Convert PyTorch* QuartzNet to the Intermediate Representation

NeMo project provides the QuartzNet model.

Download the Pre-Trained QuartzNet Model

To download the pre-trained model, refer to the NeMo Speech Models Catalog. Here are the instructions on how to obtain QuartzNet in ONNX* format.

import nemo
import nemo.collections.asr as nemo_asr
quartznet = nemo_asr.models.ASRConvCTCModel.from_pretrained(model_info='QuartzNet15x5-En')
# Export QuartzNet model to ONNX* format
quartznet.export('qn.onnx')

This code produces 3 ONNX* model files: encoder_qt.onnx, decoder_qt.onnx, qn.onnx. They are decoder, encoder and a combined decoder(encoder(x)) models, respectively.

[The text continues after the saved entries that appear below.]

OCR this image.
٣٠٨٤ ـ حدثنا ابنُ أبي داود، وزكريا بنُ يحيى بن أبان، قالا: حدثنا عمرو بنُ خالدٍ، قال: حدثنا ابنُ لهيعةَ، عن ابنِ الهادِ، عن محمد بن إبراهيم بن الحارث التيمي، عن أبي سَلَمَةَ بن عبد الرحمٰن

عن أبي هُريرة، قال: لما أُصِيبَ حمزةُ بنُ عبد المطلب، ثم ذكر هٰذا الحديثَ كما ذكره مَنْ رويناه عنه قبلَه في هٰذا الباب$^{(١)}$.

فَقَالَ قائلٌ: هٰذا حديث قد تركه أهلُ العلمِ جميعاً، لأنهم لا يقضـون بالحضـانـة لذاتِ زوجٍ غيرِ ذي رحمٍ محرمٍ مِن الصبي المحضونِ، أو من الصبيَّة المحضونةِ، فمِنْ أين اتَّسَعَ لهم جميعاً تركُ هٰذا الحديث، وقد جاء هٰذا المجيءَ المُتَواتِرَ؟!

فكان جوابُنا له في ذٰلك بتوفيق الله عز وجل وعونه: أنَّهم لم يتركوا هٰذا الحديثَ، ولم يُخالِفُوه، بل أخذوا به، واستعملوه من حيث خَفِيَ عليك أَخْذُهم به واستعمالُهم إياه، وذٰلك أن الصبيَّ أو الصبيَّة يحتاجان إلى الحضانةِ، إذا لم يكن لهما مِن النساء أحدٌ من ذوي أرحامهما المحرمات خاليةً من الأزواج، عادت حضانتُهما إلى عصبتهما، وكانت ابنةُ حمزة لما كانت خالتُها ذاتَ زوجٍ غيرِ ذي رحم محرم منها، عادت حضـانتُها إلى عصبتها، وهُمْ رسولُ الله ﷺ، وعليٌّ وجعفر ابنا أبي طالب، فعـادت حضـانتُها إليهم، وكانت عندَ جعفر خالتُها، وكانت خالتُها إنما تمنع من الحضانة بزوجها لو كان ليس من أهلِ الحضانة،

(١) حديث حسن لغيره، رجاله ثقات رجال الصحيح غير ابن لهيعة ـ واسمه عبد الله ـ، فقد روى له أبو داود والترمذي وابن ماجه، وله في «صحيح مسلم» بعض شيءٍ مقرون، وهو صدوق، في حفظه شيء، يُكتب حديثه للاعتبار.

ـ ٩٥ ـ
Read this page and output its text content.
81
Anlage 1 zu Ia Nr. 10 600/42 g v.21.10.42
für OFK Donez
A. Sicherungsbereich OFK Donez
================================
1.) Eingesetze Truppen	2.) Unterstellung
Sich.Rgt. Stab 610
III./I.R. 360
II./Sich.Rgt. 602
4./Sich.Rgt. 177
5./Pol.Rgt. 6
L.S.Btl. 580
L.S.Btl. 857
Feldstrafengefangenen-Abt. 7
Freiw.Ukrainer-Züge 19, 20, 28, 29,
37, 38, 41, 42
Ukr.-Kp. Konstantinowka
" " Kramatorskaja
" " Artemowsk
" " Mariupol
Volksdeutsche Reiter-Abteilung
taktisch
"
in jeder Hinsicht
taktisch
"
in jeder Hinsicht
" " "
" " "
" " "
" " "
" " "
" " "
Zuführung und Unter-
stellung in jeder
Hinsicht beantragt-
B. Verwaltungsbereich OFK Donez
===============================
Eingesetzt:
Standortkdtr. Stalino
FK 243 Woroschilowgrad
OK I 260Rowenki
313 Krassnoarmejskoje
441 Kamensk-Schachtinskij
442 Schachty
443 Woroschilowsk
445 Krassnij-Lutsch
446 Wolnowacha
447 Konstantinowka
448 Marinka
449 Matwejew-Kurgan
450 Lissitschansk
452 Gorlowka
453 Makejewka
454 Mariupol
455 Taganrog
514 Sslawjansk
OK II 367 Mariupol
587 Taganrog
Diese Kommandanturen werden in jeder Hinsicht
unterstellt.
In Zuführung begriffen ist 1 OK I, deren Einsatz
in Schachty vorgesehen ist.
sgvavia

Convert ONNX* QuartzNet model to IR

If using a combined model:

./mo.py --input_model <MODEL_DIR>/qt.onnx --input_shape [B,64,X]

If using separate models:

./mo.py --input_model <MODEL_DIR>/encoder_qt.onnx --input_shape [B,64,X]
./mo.py --input_model <MODEL_DIR>/decoder_qt.onnx --input_shape [B,1024,Y]

Where shape is determined by the audio file Mel-Spectrogram length: B - batch dimension, X - dimension based on the input length, Y - determined by encoder output, usually X / 2.